Témoignage : La Vie à Bord et les Défis Quotidiens
Pour mieux comprendre la réalité des baleinières, kilalopress a recueilli le témoignage de Jean-Pierre Kambale, un armateur expérimenté basé à Kisangani. Jean-Pierre, qui travaille dans le secteur depuis plus de vingt ans, a partagé son expérience :
« Travailler avec les baleinières n’est pas facile. Les conditions sont souvent précaires. Nous devons souvent réparer les moteurs nous-mêmes, car il n’y a pas de mécaniciens qualifiés disponibles dans les régions éloignées. La sécurité est un problème constant ; nous avons essayé de respecter les règles de chargement et de navigation, mais souvent, les passagers ignorent les consignes de sécurité. Les ports où nous opérons sont parfois en très mauvais état, ce qui rend les opérations risquées. Nous faisons ce que nous pouvons pour assurer la sécurité, mais les défis sont nombreux et les ressources limitées. »
Jean-Pierre souligne également les difficultés liées à la gestion des ports. Selon lui, les infrastructures insuffisantes et la gestion inefficace des ports compliquent encore davantage les opérations. « Le port de Kisangani est souvent congestionné, et les quais sont en mauvais état. Cela retarde les départs et crée des risques supplémentaires. Nous avons besoin d’une meilleure organisation et d’un soutien plus fort pour améliorer les conditions de travail et de sécurité. » Les baleinières ont un impact profond sur les communautés locales, particulièrement dans les zones rurales. Elles ont favorisé l’émergence de nouveaux marchés fluviaux et soutenu des économies locales, en particulier dans des régions où les infrastructures routières sont inexistantes. Les armateurs et les équipages des baleinières, souvent d’anciens commerçants ambulants ou pêcheurs, jouent un rôle crucial en reliant les communautés rurales aux centres urbains.

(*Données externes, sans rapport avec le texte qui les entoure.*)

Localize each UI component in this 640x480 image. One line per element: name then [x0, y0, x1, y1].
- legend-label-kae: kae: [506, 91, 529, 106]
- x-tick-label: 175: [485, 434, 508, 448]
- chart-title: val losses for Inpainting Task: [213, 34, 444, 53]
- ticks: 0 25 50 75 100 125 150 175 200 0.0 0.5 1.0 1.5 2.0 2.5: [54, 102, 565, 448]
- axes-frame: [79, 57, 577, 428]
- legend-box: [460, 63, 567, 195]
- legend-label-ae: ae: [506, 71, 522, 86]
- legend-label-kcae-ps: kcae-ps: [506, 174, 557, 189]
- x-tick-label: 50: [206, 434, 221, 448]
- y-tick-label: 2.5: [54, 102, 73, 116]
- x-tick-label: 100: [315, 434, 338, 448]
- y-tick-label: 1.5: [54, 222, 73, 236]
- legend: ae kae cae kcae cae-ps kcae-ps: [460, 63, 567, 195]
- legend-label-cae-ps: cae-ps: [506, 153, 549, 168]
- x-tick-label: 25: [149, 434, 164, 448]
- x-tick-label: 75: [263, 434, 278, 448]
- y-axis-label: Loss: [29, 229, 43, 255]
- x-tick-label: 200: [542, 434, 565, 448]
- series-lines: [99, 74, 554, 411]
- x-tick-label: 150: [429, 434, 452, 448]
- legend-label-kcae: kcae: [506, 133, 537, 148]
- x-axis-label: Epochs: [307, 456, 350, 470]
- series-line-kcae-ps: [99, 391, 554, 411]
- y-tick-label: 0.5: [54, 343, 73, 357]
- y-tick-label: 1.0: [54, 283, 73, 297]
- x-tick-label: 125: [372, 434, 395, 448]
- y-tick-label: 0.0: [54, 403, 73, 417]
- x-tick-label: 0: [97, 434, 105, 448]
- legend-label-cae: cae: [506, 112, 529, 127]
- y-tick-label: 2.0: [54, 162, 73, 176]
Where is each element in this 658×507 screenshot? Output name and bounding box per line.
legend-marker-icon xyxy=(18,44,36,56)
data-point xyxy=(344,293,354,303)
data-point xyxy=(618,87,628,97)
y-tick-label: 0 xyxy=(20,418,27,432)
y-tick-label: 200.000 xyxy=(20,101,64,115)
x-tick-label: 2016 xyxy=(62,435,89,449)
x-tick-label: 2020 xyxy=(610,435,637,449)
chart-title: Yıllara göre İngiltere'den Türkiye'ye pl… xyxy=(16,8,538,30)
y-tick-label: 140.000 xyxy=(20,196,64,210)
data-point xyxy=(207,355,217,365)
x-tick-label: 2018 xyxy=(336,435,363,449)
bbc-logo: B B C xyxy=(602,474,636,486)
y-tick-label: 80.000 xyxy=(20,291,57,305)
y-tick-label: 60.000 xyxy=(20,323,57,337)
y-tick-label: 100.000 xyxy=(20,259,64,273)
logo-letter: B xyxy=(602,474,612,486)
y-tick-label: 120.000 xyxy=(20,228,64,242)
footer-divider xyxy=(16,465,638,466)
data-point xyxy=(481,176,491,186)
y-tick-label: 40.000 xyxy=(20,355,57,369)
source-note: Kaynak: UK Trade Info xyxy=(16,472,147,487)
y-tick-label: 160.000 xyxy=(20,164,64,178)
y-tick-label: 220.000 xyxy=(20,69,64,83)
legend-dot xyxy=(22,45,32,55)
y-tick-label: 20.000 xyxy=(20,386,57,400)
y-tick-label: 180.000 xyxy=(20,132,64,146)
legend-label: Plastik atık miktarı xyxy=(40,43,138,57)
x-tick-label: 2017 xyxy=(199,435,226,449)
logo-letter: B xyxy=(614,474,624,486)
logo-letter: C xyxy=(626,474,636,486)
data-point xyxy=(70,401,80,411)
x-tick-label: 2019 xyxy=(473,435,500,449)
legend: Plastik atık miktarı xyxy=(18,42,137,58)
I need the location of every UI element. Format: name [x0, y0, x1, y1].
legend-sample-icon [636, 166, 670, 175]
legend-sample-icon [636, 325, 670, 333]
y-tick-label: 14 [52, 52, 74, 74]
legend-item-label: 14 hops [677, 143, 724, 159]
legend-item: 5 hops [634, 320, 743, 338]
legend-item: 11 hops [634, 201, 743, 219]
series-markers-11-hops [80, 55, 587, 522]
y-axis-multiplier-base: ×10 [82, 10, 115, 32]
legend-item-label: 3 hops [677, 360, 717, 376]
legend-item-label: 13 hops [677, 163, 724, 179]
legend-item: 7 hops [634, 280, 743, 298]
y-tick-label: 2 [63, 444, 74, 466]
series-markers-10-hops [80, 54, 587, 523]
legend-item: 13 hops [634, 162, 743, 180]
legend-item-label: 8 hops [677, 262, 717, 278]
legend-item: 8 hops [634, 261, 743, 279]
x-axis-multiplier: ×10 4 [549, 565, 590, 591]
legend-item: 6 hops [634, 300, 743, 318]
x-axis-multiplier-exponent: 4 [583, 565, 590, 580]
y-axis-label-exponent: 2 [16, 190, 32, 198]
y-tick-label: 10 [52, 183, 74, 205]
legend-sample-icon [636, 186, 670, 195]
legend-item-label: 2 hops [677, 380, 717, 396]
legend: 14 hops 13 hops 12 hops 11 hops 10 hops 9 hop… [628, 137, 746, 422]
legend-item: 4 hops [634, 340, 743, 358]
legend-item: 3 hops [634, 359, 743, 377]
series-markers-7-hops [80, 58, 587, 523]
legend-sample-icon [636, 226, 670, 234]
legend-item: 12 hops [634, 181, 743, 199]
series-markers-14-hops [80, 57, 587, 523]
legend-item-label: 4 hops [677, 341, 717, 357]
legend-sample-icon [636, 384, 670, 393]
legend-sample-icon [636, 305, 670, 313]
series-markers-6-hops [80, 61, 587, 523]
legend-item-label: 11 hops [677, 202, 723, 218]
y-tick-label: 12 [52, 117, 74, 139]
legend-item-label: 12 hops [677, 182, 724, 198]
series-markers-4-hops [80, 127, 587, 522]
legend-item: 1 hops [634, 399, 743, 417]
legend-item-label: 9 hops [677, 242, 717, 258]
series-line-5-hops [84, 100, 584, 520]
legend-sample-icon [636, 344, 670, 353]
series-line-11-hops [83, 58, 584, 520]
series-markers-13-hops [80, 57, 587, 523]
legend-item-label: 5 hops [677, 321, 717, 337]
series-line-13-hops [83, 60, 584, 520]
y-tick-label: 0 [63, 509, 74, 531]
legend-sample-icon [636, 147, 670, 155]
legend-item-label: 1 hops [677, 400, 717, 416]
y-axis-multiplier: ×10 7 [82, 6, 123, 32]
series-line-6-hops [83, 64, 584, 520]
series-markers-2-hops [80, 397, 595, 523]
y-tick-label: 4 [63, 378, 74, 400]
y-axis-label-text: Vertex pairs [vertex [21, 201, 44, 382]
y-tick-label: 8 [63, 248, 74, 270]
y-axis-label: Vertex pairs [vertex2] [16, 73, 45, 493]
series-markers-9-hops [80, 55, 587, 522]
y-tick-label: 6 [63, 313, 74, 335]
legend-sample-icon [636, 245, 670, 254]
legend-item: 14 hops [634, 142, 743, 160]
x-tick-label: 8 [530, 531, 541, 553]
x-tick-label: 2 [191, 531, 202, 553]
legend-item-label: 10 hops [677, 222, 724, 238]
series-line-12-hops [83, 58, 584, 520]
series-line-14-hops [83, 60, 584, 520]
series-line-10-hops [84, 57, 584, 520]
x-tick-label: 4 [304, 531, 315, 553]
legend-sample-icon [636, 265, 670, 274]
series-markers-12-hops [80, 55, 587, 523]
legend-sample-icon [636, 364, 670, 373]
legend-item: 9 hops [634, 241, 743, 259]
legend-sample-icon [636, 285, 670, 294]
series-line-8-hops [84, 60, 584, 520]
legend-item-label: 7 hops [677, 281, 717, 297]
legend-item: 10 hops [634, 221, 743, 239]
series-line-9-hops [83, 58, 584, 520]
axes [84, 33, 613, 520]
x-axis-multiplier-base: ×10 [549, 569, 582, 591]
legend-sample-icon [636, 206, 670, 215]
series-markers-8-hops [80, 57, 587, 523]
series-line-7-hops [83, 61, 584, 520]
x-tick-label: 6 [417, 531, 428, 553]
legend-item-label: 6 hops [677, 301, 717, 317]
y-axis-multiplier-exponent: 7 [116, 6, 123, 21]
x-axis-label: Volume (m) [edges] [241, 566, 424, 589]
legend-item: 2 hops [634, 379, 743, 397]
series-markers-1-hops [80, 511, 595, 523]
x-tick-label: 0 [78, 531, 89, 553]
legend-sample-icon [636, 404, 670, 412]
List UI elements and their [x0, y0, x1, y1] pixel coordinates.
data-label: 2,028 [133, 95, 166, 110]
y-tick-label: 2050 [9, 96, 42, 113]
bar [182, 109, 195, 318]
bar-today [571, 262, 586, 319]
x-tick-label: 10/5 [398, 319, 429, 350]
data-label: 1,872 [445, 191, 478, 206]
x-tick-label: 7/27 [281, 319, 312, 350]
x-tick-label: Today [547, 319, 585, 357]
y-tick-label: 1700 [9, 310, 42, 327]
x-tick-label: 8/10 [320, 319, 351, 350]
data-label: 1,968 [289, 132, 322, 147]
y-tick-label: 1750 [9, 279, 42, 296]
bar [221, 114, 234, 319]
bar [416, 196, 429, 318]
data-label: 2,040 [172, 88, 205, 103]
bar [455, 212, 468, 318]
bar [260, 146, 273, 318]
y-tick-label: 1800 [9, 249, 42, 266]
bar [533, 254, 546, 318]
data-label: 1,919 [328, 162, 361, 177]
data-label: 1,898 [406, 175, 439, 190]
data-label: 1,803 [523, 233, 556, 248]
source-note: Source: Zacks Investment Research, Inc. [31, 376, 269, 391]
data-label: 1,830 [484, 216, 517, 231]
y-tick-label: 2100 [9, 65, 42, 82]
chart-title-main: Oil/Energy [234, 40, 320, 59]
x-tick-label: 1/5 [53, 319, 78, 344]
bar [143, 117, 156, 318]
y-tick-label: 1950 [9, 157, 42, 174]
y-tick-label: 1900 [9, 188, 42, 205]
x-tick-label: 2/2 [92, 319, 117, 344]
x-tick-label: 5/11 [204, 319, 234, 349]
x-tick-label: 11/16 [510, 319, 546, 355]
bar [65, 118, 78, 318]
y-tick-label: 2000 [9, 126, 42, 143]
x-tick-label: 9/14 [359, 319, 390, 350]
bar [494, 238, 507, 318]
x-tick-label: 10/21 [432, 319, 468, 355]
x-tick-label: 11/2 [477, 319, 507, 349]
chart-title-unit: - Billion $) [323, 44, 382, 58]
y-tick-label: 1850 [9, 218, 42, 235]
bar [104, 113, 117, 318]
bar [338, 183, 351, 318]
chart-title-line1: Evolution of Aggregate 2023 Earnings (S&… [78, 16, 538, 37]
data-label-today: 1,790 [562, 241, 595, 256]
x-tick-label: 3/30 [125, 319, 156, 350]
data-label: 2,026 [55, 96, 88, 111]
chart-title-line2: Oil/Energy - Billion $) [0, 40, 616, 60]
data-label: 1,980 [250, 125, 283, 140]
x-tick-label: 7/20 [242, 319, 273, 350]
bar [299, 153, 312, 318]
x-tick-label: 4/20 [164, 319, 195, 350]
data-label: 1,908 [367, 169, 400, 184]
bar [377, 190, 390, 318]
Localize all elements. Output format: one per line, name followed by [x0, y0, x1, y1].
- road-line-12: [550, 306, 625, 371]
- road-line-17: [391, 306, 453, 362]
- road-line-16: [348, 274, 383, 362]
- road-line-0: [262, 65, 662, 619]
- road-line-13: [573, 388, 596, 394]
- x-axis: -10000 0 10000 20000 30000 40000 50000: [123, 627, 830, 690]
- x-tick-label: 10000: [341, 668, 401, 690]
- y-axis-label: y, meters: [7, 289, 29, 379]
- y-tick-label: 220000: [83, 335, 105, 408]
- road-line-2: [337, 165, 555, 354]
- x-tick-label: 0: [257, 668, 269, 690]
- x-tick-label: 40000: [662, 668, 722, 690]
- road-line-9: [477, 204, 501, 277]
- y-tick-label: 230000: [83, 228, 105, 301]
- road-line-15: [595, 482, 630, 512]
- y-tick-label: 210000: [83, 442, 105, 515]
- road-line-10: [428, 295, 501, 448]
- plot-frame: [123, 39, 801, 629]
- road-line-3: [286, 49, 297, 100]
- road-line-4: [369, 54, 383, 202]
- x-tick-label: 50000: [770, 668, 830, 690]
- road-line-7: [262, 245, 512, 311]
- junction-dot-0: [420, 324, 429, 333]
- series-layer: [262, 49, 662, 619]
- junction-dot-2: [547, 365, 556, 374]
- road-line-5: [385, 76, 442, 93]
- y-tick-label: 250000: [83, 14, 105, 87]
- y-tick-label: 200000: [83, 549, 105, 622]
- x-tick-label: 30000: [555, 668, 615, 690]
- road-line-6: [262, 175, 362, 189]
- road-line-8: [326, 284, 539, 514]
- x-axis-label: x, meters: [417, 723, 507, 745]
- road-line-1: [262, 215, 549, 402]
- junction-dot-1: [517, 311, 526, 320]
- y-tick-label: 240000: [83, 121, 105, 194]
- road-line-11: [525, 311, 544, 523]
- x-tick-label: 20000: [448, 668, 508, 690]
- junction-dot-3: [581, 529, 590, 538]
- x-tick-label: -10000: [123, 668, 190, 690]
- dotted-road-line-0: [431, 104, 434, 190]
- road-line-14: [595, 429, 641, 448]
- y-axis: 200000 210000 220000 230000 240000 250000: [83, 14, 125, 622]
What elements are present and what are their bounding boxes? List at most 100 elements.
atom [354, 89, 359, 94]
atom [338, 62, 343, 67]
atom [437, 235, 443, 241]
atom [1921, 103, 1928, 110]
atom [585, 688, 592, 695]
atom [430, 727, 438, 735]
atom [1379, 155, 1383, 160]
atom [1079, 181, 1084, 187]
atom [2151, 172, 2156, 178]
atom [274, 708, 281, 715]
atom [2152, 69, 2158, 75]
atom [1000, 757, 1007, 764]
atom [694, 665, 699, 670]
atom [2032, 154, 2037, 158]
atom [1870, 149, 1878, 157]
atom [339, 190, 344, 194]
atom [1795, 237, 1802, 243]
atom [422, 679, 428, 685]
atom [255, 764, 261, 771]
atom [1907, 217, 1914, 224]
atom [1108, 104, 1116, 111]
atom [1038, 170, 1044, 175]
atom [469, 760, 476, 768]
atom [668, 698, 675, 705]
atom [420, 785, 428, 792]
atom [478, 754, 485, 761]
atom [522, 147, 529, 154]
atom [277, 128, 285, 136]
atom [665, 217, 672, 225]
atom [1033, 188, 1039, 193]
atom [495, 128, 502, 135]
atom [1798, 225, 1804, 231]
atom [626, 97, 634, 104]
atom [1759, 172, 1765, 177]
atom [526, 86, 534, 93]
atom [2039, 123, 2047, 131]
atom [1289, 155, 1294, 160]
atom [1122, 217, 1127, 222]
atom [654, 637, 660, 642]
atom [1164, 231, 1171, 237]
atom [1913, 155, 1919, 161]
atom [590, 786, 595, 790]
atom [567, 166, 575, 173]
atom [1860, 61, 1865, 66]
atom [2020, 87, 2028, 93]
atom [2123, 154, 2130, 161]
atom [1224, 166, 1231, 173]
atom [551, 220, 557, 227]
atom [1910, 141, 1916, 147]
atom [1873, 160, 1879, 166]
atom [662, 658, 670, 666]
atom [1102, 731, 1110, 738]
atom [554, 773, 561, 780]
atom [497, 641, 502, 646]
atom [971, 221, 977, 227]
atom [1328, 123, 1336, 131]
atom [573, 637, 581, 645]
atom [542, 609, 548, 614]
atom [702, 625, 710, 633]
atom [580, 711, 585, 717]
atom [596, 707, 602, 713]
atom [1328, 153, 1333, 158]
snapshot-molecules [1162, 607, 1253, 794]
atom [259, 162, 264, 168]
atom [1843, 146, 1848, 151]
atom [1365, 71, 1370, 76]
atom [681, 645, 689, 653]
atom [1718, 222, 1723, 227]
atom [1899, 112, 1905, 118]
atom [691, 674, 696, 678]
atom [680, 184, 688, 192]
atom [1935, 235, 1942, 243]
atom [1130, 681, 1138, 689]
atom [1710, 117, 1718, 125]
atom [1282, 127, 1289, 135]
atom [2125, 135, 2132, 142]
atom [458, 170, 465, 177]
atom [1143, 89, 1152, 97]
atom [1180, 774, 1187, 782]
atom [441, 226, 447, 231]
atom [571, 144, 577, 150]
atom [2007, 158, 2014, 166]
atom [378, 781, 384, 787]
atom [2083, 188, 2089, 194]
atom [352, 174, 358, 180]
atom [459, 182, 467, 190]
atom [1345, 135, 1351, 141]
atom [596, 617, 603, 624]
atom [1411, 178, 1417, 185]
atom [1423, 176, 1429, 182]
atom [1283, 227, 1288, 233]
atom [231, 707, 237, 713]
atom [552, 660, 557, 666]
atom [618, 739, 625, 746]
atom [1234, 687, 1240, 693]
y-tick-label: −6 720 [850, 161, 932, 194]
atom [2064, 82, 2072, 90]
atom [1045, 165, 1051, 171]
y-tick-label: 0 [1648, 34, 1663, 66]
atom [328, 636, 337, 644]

Cependant, la dépendance accrue à ces embarcations expose les communautés aux risques liés aux accidents et à une régulation inefficace. Les tentatives de régulation par les autorités, souvent perçues comme inadaptées ou mal appliquées, sont critiquées pour leur manque d’efficacité. L’absence d’une véritable force de police fluviale et les pratiques de régulation non uniformes entraînent des tensions entre les autorités et les acteurs économiques locaux. En définitive, les baleinières de la RDC incarnent une innovation locale face aux défis d’infrastructure et de transport. Leur succès est indissociable des conditions précaires de régulation et des besoins des communautés rurales. Si elles offrent une solution vitale pour la mobilité dans un pays où les routes sont souvent impraticables, elles mettent également en évidence les limites d’une régulation qui peine à suivre le rythme de l’évolution des pratiques locales.
La complexité de la régulation des baleinières révèle une dynamique où l’État et les acteurs économiques co-construisent les normes et les pratiques, souvent en dehors des schémas bureaucratiques formels. Pour garantir la sécurité et l’efficacité de ce mode de transport crucial, une approche plus intégrée et adaptable est nécessaire, qui reconnaît les réalités du terrain et les besoins des communautés locales. La RDC se trouve à un carrefour où la régulation doit évoluer pour soutenir et sécuriser l’innovation locale, tout en respectant les réalités économiques et sociales des riverains.